We think that the future of GI endoscopy will face for sure a dramatic change in the upcoming years with the introduction of AI into this domain. Huge investments are raised by manufacturers for this promising technology and results started to come out. Currently, an endoscopist performs, detects, analyzes, decides, and treats all alone by himself. In addition, he must have all the experience and the enormous knowledge to be able to offer the best care for his patients. He has to maintain a good memory and practical skills over the time and to keep updated for every new information, recommendation, and guideline. Something that can be really complicated nowadays due to the lack of free time and rapid change in medical knowledge. Now, with the help of computer algorithms, machines have got AI and human-brain like functions. AI proved considerable efficiency and reliability in GI endoscopy though it still needs more development for perfection. Currently, AI will be given the role of assistance so the last decision will remain for endoscopists. However, who knows if AI one day will replace human intelligence to judge and decide while endoscopists become the assistants that assure the correct performance of machines? That is why many questions could come out here: who will be responsible for machine's medical errors? What if this error could be fatal? What about machine crash or malfunctions in critical situations? All of this should not prevent us to continue the development of AI, because the optimal goal in our daily practice will always be the same: the best for the patients in the first place and the physicians in the second place. More research still needed to face our concerns about AI, keeping in mind the need for regulations that ensure security and ethical standards are upheld.

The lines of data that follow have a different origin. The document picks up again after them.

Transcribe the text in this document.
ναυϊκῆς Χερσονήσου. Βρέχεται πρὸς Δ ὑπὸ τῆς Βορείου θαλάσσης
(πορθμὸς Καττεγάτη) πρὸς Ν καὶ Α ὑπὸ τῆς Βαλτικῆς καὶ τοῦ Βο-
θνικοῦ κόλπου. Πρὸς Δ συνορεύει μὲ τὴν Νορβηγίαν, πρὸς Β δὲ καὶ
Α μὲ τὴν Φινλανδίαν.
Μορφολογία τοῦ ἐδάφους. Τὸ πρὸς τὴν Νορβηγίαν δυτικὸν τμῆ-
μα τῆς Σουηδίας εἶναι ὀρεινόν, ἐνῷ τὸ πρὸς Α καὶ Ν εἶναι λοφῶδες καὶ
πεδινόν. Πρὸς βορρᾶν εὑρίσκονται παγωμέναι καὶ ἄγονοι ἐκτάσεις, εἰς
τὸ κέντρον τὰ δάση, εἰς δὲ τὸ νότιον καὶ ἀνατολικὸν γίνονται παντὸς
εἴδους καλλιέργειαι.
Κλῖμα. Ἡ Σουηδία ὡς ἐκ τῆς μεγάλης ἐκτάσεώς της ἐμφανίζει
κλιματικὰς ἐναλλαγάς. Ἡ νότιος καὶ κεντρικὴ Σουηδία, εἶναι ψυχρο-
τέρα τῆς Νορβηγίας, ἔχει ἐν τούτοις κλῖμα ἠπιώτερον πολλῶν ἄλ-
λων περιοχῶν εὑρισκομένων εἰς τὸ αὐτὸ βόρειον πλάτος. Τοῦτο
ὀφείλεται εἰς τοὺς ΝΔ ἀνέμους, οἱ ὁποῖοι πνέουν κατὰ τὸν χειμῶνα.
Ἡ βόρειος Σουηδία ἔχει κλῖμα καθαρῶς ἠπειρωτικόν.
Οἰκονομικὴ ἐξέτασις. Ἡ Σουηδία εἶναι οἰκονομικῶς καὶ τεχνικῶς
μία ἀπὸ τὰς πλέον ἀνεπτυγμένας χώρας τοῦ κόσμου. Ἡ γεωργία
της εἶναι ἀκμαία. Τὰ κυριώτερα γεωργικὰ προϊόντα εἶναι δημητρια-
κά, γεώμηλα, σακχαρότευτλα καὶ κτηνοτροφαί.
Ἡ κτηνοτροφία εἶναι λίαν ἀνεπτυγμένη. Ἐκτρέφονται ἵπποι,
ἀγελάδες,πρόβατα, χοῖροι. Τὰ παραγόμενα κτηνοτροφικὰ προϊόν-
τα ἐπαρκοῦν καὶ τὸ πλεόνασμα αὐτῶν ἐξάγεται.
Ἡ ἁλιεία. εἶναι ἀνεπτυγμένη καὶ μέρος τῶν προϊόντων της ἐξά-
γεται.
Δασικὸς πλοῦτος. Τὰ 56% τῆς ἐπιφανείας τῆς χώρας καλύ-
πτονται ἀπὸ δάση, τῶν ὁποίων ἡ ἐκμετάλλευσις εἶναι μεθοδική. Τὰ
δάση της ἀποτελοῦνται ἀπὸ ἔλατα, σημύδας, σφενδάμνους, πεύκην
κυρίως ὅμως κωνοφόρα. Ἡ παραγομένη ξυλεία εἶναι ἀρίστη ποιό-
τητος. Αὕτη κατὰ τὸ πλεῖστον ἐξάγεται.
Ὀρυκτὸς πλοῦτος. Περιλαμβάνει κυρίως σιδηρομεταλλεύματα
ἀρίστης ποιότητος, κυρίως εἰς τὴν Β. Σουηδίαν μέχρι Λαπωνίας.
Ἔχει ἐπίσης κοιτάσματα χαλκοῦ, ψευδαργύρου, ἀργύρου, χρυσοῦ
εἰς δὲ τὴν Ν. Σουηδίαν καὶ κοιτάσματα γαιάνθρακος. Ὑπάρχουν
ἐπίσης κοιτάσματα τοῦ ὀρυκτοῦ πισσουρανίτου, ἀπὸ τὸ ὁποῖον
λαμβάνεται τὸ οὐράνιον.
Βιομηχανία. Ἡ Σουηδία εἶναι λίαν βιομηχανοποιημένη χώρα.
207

The application of AI in GI endoscopy is attracting a growing amount of attention because it has the potential to improve the quality of endoscopy at all levels. It will make a major breakthrough and a big revolution in the development of GI endoscopy. AI has the advantage to limit inter-operator variability. It can compensate the limited-experience of novice endoscopists and the errors of even the most experienced endoscopists. AI can also compensate for humans’ unsteady performance that can be caused by lack of attention or forgetfulness due to fatigue, anxiety, or any other physical or emotional stress. Since AI is basically computer algorithms, the door is open to develop as many different AI systems as we might need to improve our clinical practice for the best of both patients and physicians. Further researches and regulations are still needed before its introduction in GI endoscopy that can be very soon.